The conclusion belongs to a new scientific investigation

Dec 9, 2013 07:50 GMT  ·  By
Saturn's moon Titan is one of the most promising candidates for finding life anywhere else in the solar system
   Saturn's moon Titan is one of the most promising candidates for finding life anywhere else in the solar system

According to the conclusions of a new study published in the December 6 online issue of the esteemed scientific journal Astrobiology, the inner planets in our solar systems – Earth and Mars especially – may have contaminated the gas giants Jupiter and Saturn with life. 

The research group behind the work admits that the possibility of this having happened is relatively remote, but argues that it cannot be ignored out of hand. The investigation was focused on a field of science called lithopanspermia, which holds that life may travel through space on asteroids and comets.

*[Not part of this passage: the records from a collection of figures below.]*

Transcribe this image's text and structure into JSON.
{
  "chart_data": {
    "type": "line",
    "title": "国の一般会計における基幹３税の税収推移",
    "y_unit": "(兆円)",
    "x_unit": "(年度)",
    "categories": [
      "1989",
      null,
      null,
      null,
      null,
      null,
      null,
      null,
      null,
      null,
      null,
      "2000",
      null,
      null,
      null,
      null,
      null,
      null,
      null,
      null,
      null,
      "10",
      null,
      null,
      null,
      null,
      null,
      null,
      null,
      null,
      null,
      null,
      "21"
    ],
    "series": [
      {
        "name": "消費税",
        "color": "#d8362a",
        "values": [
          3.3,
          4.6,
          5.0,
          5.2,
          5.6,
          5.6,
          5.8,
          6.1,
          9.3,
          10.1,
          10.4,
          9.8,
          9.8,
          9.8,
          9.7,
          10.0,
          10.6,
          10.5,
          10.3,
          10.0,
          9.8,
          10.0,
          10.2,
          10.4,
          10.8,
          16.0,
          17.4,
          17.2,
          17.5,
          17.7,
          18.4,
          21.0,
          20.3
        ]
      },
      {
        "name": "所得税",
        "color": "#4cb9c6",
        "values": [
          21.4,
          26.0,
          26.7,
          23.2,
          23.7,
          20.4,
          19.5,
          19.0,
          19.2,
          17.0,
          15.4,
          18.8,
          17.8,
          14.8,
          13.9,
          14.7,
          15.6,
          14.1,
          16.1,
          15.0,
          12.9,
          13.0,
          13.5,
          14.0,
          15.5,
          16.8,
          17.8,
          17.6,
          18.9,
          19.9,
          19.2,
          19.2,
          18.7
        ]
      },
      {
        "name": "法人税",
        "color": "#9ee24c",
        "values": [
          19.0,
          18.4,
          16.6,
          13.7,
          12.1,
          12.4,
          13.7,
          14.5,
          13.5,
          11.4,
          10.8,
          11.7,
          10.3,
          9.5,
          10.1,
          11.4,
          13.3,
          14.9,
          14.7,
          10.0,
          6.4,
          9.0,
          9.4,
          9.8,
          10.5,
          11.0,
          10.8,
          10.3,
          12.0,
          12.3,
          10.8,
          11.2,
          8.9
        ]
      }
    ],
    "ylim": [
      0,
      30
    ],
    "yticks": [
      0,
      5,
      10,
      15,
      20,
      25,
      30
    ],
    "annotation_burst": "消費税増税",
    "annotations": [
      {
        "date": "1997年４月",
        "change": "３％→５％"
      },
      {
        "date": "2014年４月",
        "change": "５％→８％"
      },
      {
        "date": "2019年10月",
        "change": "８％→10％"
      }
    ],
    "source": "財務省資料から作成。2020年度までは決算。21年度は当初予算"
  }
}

Lithopanspermia is part of a larger theoretical framework called panspermia, which suggests that life can be spread through the Universe in numerous ways. Basically, what the new study suggests is that life on early Mars and Earth may have been scattered through space after comet or asteroid collisions.

When such impacts occur, large chunks of a planet's crust can be ejected into space. A series of studies underlying panspermia has proven that microorganisms can endure the conditions of such an ejection, as well as spending prolonged periods of time in space. The latest researches suggest that the organisms can also survive atmospheric reentry on another world.

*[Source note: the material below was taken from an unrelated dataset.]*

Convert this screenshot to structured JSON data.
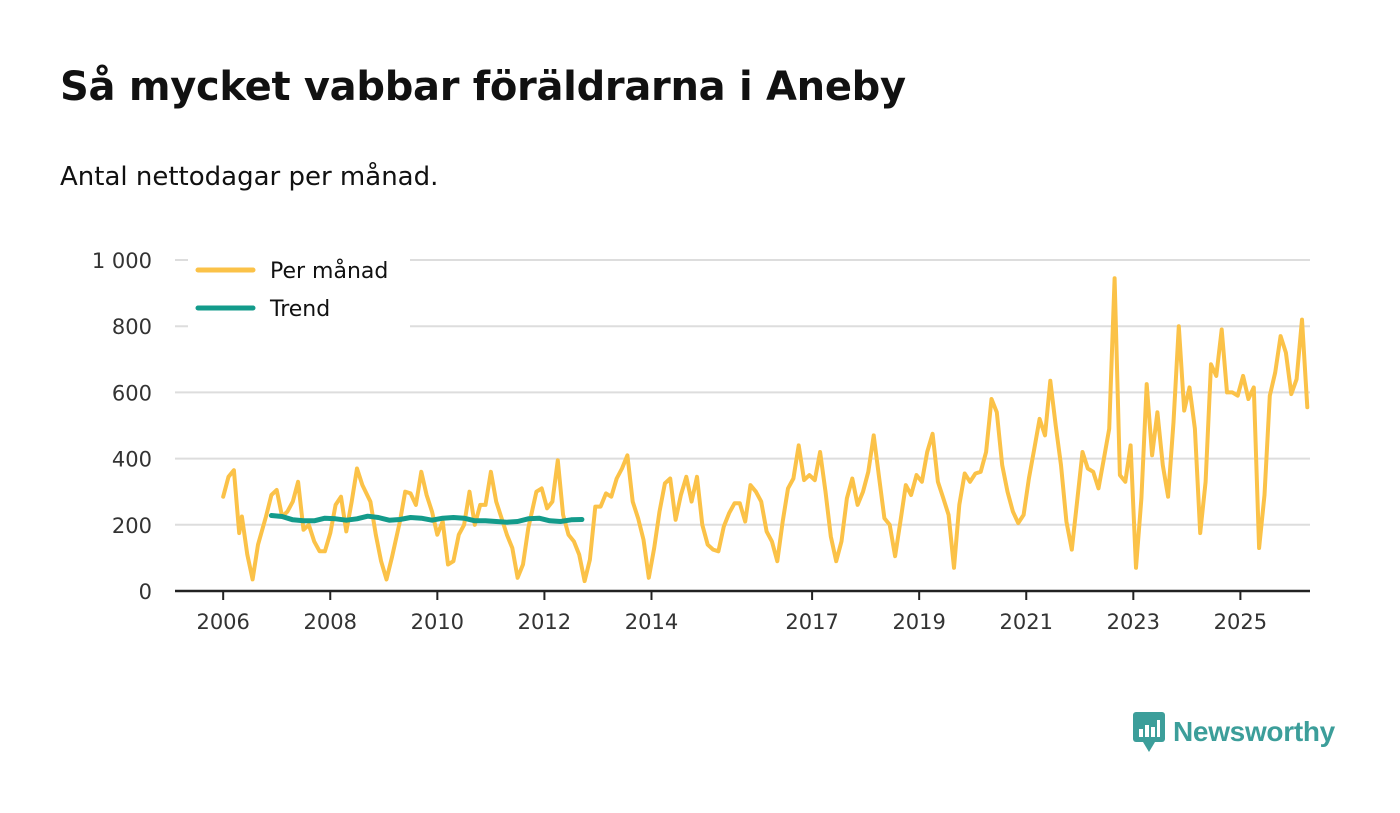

The Astrobiology study indicates that discovering life on Saturn, Jupiter, or some of their moons, should be regarded skeptically, in the sense that those organisms may share a common root with life here on Earth. Experts have already established that Earth and Mars exchanged materials many times.

More than 100 pieces of Mars have been detected on Earth to date. It is possible that materials from our planet or Mars never reached Jupiter – the closest gas giant to the Red Planet – but astronomers cannot say that for sure, Astrobiology Magazine reports.

“There have been previous simulations looking at transfer between Earth and Mars, but we wanted to scale the simulations up in the hopes of seeing transfer to Jupiter and Saturn,” says Rachel Worth, who is an astrophysicist at the Pennsylvania State University, and the lead author of the new research.

“We ended up simulating over 100,000 individual fragments” of rocks ejected from Earth and Mars following impacts,” she adds. While most of these materials ended up falling back on their planets of origins, being engulfed by the Sun, or leaving the solar system, some made their way to other worlds.

Of these rocks, most eventually landed on planets closer to the Sun. For example, most Martian rocks landed on Earth and Venus, while most Earth rocks landed on Venus and Mercury. However, a very small percent of these rocks made their way to planets located farther away from the Sun.

The group established via this model that more than 200 million meteorites large enough to encase Earth-based lifeforms were ejected into space over the last 3.5 billion years. About 83,000 of these rocks hit Jupiter, while 14,000 hit Saturn. For Mars, these figures are 324,000 and 20,000, respectively.

“When planning missions to search for life on [Jupiter's moon] Europa or other moons, scientists will have to think about whether they can distinguish between life that is or is not related to that on Earth,” the Penn State researcher explains.

This research is not meant to suggest that “life has made it to any of these moons, just that it could. To know for certain that this kind of transfer has happened, we would need to actually identify an Earth or Mars rock on one of the moons in question,” Worth says.

“We tried to make our estimates as realistic as we could, but they are still estimates, and we can never know for sure what will be discovered in the future that might change our assumptions,” she concludes.